Go East

Hong-Kong-Fashion

Kommt die neue Mode für junge Christen aus Asien? Sie iss schon längst da. Während die weißen Kreuzritter in Changi mit ihren doofen T-shirts noch so hölzern wirkten wie ihre Ideologie, erreichen uns heftigst irrende Impulse aus Asien. Zwar gibt es nichts mehr zu erfinden sondern nur noch längst Bekanntes eklektisch neu zusammenzustellen, doch frisch und aufregend iss das schon, was da im „orient excess“ heranrauscht. Dabei hat es der junge Chinaman mit seiner „fashion-madness“ nich leicht: Er will sich absetzen vom konfuzianisch Eingepferchten, ist dabei tief in östlicher Tradition verklemmt, will den Westen imitieren und gleichzeitig die Welt retten – wenigstens mit „eco-consciousness“ und der „recycled collection“ von Esprit.

Catalog

Mir dagegen führt der Klima- und Perspektivwechsel den Verfall vor. In der feuchten, tropischen Luft quillt die Haut auf. Nach Stunden in den AC-Konditionen von Flughafen, Flieger und Hotel trocknet und schrumpft sie. Die Armbanduhr schlackert am Handgelenk, faltich hängende Haut auch. Die Brüste folgen der Schwerkraft, Falten weiß betont, weil sie keine Sonne bekommen, zellulitisch strukturiert die Oberflächen von Fett-Ansammlungen. Haare wachsen überall, nur nich da, wo sie sollen. Unappetitlich! Obwohl das Gehirn zwar schnell Überflüssiges löscht, wird vieles intensiver erfahren. Es ist, als ob das Gehirn eher besser arbeitet als früher, während sich der Körper verabschiedet. Ich erinnere mich an meinen Großvater, wie ich ihn einmal nur mit Schlafanzughose sah. Ich mochte ihn sehr, aber nich diesen Anblick. Ekelhaft!

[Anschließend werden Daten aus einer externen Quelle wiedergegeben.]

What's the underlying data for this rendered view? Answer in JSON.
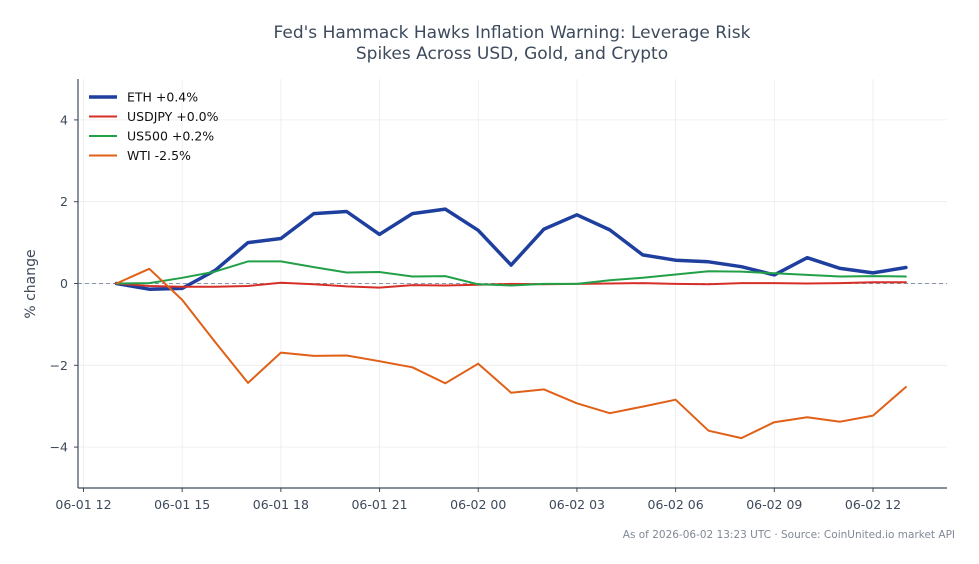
{
  "chart_data": {
    "type": "line",
    "title_lines": [
      "Fed's Hammack Hawks Inflation Warning: Leverage Risk",
      "Spikes Across USD, Gold, and Crypto"
    ],
    "xlabel": "",
    "ylabel": "% change",
    "xlim": [
      "2026-06-01 11:50",
      "2026-06-02 14:15"
    ],
    "ylim": [
      -5,
      5
    ],
    "x_ticks": [
      {
        "t": "2026-06-01 12:00",
        "label": "06-01 12"
      },
      {
        "t": "2026-06-01 15:00",
        "label": "06-01 15"
      },
      {
        "t": "2026-06-01 18:00",
        "label": "06-01 18"
      },
      {
        "t": "2026-06-01 21:00",
        "label": "06-01 21"
      },
      {
        "t": "2026-06-02 00:00",
        "label": "06-02 00"
      },
      {
        "t": "2026-06-02 03:00",
        "label": "06-02 03"
      },
      {
        "t": "2026-06-02 06:00",
        "label": "06-02 06"
      },
      {
        "t": "2026-06-02 09:00",
        "label": "06-02 09"
      },
      {
        "t": "2026-06-02 12:00",
        "label": "06-02 12"
      }
    ],
    "y_ticks": [
      -4,
      -2,
      0,
      2,
      4
    ],
    "y_tick_labels": [
      "−4",
      "−2",
      "0",
      "2",
      "4"
    ],
    "x": [
      "2026-06-01 13:00",
      "2026-06-01 14:00",
      "2026-06-01 15:00",
      "2026-06-01 16:00",
      "2026-06-01 17:00",
      "2026-06-01 18:00",
      "2026-06-01 19:00",
      "2026-06-01 20:00",
      "2026-06-01 21:00",
      "2026-06-01 22:00",
      "2026-06-01 23:00",
      "2026-06-02 00:00",
      "2026-06-02 01:00",
      "2026-06-02 02:00",
      "2026-06-02 03:00",
      "2026-06-02 04:00",
      "2026-06-02 05:00",
      "2026-06-02 06:00",
      "2026-06-02 07:00",
      "2026-06-02 08:00",
      "2026-06-02 09:00",
      "2026-06-02 10:00",
      "2026-06-02 11:00",
      "2026-06-02 12:00",
      "2026-06-02 13:00"
    ],
    "series": [
      {
        "name": "ETH +0.4%",
        "color": "#1f3f9f",
        "width": 3.5,
        "values": [
          0.0,
          -0.14,
          -0.12,
          0.32,
          1.0,
          1.1,
          1.71,
          1.76,
          1.2,
          1.71,
          1.82,
          1.3,
          0.45,
          1.33,
          1.68,
          1.31,
          0.7,
          0.57,
          0.53,
          0.41,
          0.21,
          0.63,
          0.37,
          0.26,
          0.39
        ]
      },
      {
        "name": "USDJPY +0.0%",
        "color": "#d62f28",
        "width": 2,
        "values": [
          0.0,
          -0.06,
          -0.08,
          -0.08,
          -0.06,
          0.02,
          -0.02,
          -0.07,
          -0.1,
          -0.04,
          -0.05,
          -0.03,
          -0.01,
          -0.02,
          -0.01,
          0.0,
          0.01,
          -0.01,
          -0.02,
          0.01,
          0.01,
          0.0,
          0.01,
          0.03,
          0.03
        ]
      },
      {
        "name": "US500 +0.2%",
        "color": "#22a048",
        "width": 2,
        "values": [
          0.0,
          0.01,
          0.14,
          0.29,
          0.54,
          0.54,
          0.4,
          0.27,
          0.28,
          0.17,
          0.18,
          -0.02,
          -0.05,
          -0.01,
          -0.01,
          0.08,
          0.14,
          0.22,
          0.3,
          0.29,
          0.25,
          0.21,
          0.17,
          0.18,
          0.17
        ]
      },
      {
        "name": "WTI -2.5%",
        "color": "#e06018",
        "width": 2,
        "values": [
          0.0,
          0.36,
          -0.4,
          -1.43,
          -2.43,
          -1.69,
          -1.77,
          -1.76,
          -1.9,
          -2.05,
          -2.44,
          -1.96,
          -2.67,
          -2.59,
          -2.93,
          -3.17,
          -3.01,
          -2.84,
          -3.6,
          -3.78,
          -3.39,
          -3.27,
          -3.38,
          -3.23,
          -2.53
        ]
      }
    ],
    "zero_line": true,
    "grid": true,
    "legend_position": "top-left",
    "source_note": "As of 2026-06-02 13:23 UTC · Source: CoinUnited.io market API"
  }
}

Nun bin ich auch an dem Punkt angelangt.

alt-im-Spiegel

Fotos aus „Catalog Magazine, The Definitive Shopper“, Issue 105, Singapore

6 Gedanken zu „Go East

  1. An was gilt es sich denn da zu gewöhnen?
    Ist doch alles total okay.
    Da kenne ich Leute in meinem Alter, die verbrauchter aussehen.
    (Und die sind Mitte zwanzig.)

  2. Langsam in Schwäche und Krankheit zu versinken, ist schon gewöhnungsbedürftig – auch wenn ein chinesischer Taxifahrer in Singapore mal wieder meinte, daß ich viel jünger aussehe. Leider habe ich in seinem „Singlish“ die Zahl nich verstanden. Ich antworte dann meist, daß innen schon alles verrottet wäre. Darüber lachen die Wilden. Wie dem auch sei, Hemingways Lösung iss mehr OK.